Gastric Survival: The Exception to the Rule
The foundational rule of clinical peptide therapy is that oral administration is ineffective because stomach acid and digestive enzymes break down amino acid chains before they can reach the bloodstream. BPC-157 is the rare exception.
BPC-157 (Body Protection Compound-157) was originally discovered in human gastric juice. It evolved specifically to operate within the extreme acidity of the stomach (pH 1.5–3.5) to protect the mucosal lining and heal ulcers. Because of this unique gastric origin, the peptide is highly stable in acidic environments and resists immediate enzymatic degradation.
The Bioavailability Dilemma
While oral BPC-157 survives the stomach, its systemic bioavailability—how much actually enters the bloodstream to treat peripheral tissues—remains a subject of intense clinical debate.

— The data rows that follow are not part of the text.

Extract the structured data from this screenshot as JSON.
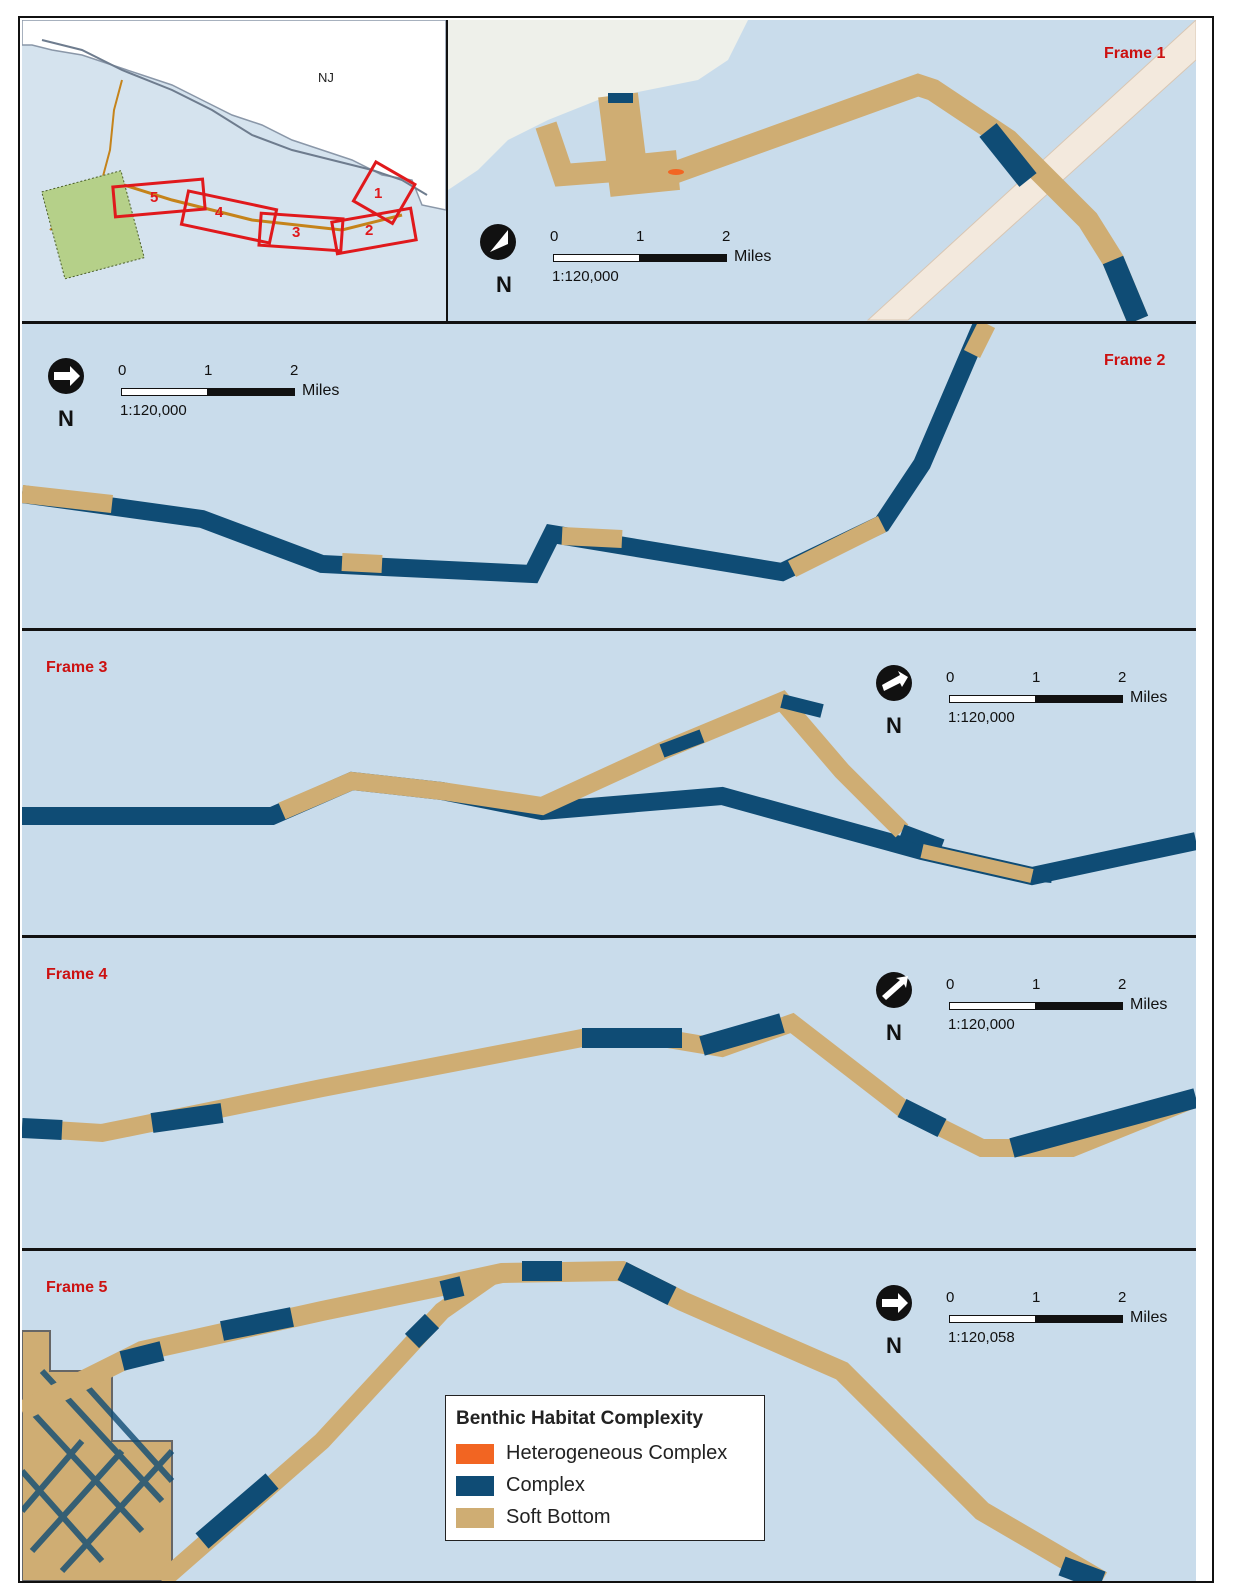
{
  "inset": {
    "state_label": "NJ",
    "frame_numbers": [
      "1",
      "2",
      "3",
      "4",
      "5"
    ]
  },
  "frames": [
    {
      "label": "Frame 1",
      "scale": {
        "ticks": [
          "0",
          "1",
          "2"
        ],
        "units": "Miles",
        "ratio": "1:120,000"
      },
      "north": "N"
    },
    {
      "label": "Frame 2",
      "scale": {
        "ticks": [
          "0",
          "1",
          "2"
        ],
        "units": "Miles",
        "ratio": "1:120,000"
      },
      "north": "N"
    },
    {
      "label": "Frame 3",
      "scale": {
        "ticks": [
          "0",
          "1",
          "2"
        ],
        "units": "Miles",
        "ratio": "1:120,000"
      },
      "north": "N"
    },
    {
      "label": "Frame 4",
      "scale": {
        "ticks": [
          "0",
          "1",
          "2"
        ],
        "units": "Miles",
        "ratio": "1:120,000"
      },
      "north": "N"
    },
    {
      "label": "Frame 5",
      "scale": {
        "ticks": [
          "0",
          "1",
          "2"
        ],
        "units": "Miles",
        "ratio": "1:120,058"
      },
      "north": "N"
    }
  ],
  "legend": {
    "title": "Benthic Habitat Complexity",
    "items": [
      {
        "label": "Heterogeneous Complex",
        "color": "#f26522"
      },
      {
        "label": "Complex",
        "color": "#0f4c75"
      },
      {
        "label": "Soft Bottom",
        "color": "#cfad73"
      }
    ]
  },
  "colors": {
    "water": "#c9dceb",
    "land": "#eef0ea",
    "frame_red": "#cc1111"
  }
}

Animal models demonstrate that oral BPC-157 concentrates heavily in the gastrointestinal tract. However, its molecular weight and polarity make passive diffusion across the intestinal wall into systemic circulation highly inefficient. Estimates suggest that oral systemic bioavailability may be as low as 1% to 5%.
Conversely, subcutaneous injection bypasses the GI tract entirely, delivering nearly 100% of the peptide into the systemic circulation where it can be rapidly transported to injured connective tissues.

Target-Specific Administration Routes
When to use Oral BPC-157: Oral administration is indicated exclusively for gastrointestinal pathologies. If the goal is healing gastric ulcers, managing leaky gut syndrome (intestinal permeability), mitigating NSAID-induced gut damage, or addressing inflammatory bowel conditions like Crohn’s or Ulcerative Colitis, oral dosing places the peptide precisely where it is needed. Typical dosing is 250-500 mcg daily in capsule form.
When to use Injectable BPC-157: For everything else, subcutaneous injection is mandatory. If the goal is repairing a torn rotator cuff, accelerating post-surgical recovery, healing patellar tendinopathy, mitigating systemic inflammation, or neuroprotection, the tissue demands high systemic concentrations that oral delivery cannot provide. Standard protocol is 250-500 mcg subcutaneously, injected close to the site of injury if possible, 1-2 times daily.

Clinical Strategy
Do not substitute oral BPC-157 for musculoskeletal injuries simply to avoid using a needle; doing so wastes time and capital for a sub-therapeutic systemic response. Ensure the delivery route matches the tissue target. In severe, complex cases involving both systemic inflammation and severe gut permeability, advanced protocols may deploy both routes concurrently.